More than 290,000 women are expected to be diagnosed with breast cancer this year, and 2,190 men will be diagnosed, while 410 cancer male breast cancer patients will die.
That is 125.7 women for every 100,000 people, and 1.2 men for every 100,000.
"Breast cancer occurs when cells in the breast divide and grow without normal control," according to the Susan G. Komen website.
"Between 50 and 75 percent of breast cancers begin in the ducts, 10 to 15 percent begin in the lobules and a few begin in other breast tissues."
The good news is breast cancer is no longer the killer it used to be. Early detection and better treatment options have lowered the number of deaths of those who have been diagnosed.
Still, it is staggering.
About one in every five women diagnosed will die.

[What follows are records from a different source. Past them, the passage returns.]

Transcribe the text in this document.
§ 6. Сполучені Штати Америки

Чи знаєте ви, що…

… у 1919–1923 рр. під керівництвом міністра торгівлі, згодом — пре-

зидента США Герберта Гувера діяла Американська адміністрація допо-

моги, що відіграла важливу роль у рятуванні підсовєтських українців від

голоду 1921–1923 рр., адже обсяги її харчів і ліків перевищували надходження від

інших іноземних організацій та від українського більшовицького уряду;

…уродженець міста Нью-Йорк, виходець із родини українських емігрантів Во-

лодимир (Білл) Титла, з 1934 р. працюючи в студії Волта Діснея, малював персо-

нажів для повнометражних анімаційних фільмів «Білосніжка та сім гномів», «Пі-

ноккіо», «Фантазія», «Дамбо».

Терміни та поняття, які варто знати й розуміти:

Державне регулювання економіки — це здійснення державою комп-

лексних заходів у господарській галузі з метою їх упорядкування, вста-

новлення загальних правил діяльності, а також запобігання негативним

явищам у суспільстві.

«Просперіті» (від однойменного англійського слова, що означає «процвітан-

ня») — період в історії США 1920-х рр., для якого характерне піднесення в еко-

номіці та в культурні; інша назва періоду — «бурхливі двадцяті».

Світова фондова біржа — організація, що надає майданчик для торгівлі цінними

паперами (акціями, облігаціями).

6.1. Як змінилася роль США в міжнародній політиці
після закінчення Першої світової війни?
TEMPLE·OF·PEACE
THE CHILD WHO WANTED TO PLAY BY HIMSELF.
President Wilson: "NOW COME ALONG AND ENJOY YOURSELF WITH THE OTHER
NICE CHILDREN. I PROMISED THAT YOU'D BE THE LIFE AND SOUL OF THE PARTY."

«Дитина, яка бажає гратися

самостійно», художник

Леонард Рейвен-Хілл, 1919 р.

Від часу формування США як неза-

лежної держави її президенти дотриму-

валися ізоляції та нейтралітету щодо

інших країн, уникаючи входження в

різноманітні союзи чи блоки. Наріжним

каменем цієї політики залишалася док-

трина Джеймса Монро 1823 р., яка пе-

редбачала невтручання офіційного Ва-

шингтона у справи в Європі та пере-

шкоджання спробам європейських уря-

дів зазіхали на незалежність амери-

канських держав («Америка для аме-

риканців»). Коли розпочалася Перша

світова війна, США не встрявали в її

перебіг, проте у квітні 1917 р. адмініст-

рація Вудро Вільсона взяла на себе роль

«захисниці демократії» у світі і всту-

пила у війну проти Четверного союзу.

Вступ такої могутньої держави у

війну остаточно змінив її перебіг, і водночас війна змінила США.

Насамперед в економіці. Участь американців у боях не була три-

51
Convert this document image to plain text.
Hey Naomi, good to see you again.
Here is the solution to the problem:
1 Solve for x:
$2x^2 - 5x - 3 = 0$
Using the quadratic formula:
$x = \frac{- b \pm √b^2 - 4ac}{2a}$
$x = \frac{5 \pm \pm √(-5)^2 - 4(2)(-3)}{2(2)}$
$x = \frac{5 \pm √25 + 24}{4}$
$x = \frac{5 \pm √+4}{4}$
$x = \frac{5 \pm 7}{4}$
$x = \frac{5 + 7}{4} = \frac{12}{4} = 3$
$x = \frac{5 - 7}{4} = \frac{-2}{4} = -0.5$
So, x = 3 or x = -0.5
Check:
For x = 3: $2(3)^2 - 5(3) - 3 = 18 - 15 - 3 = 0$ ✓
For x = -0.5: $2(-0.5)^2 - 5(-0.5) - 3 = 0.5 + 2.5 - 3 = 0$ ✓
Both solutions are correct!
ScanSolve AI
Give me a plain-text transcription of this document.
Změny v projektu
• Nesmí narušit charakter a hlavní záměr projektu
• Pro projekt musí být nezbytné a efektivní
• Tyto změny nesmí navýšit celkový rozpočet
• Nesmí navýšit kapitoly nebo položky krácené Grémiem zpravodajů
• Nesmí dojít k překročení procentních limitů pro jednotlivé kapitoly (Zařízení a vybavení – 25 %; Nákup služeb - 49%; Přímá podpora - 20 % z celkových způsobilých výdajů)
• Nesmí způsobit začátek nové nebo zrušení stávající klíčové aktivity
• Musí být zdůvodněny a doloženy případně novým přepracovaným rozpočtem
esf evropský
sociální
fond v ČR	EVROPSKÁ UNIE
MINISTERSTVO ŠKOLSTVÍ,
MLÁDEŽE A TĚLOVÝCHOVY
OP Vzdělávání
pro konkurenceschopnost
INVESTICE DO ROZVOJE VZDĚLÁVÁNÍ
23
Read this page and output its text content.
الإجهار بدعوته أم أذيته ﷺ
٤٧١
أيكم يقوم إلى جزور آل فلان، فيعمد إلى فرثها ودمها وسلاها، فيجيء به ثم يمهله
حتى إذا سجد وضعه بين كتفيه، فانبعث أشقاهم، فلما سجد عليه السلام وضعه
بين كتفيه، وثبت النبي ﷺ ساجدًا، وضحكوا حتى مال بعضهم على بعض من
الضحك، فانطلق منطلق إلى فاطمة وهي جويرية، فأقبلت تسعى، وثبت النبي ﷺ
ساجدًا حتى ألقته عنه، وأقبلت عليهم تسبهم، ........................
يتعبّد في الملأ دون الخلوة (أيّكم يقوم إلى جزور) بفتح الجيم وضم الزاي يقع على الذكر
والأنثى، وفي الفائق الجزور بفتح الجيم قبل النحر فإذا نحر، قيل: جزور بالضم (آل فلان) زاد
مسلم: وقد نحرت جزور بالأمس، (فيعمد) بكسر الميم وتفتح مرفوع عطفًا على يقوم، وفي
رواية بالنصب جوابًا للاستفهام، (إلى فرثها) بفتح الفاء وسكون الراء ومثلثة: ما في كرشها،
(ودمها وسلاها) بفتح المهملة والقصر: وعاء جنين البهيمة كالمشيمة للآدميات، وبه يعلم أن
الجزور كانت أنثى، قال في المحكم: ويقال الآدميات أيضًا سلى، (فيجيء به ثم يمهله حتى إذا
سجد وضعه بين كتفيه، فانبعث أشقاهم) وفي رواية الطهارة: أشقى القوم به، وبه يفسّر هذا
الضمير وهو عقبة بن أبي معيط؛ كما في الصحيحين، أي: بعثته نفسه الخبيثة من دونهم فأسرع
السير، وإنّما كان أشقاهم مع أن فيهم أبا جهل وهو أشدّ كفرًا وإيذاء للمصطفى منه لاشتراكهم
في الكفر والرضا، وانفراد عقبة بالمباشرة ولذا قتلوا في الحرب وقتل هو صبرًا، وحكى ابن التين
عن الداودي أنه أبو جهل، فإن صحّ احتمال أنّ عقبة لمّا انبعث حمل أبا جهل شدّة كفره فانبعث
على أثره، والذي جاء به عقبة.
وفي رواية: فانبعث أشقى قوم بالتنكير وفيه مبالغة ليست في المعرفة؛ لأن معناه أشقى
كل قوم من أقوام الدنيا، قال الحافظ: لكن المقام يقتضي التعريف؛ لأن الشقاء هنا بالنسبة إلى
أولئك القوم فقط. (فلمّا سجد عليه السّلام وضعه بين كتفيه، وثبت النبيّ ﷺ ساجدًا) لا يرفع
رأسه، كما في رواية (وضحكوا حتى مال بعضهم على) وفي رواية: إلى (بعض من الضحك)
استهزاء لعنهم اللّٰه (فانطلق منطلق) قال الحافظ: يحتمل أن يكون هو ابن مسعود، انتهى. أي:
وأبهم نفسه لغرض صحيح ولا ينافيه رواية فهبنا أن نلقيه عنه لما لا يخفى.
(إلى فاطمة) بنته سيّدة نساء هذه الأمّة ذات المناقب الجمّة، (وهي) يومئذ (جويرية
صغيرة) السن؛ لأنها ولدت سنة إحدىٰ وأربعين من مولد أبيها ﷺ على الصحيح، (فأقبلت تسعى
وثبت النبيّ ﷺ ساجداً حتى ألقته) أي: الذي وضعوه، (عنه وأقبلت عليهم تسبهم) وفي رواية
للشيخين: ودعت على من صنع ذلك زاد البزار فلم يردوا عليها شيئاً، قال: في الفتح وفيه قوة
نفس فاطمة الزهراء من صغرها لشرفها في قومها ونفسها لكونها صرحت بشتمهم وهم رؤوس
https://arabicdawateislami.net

But Maria Carrancho told the group you can survive.
She has been cancer free for 41⁄2 years after she was diagnosed with breast cancer.
Carrancho told the students that it is vital women — especially those 50 or older — should have an annual mammogram.
Her cancer was detected through a mammogram at a relatively early stage, and she is living proof that treatment can beat the cancer back.
By the time Bateman's sister was diagnosed, it was already a Stage 4 cancer.
Carrancho told the students to tell their mothers, aunts and anyone else how important early detection is, and how critical having a mammogram can be.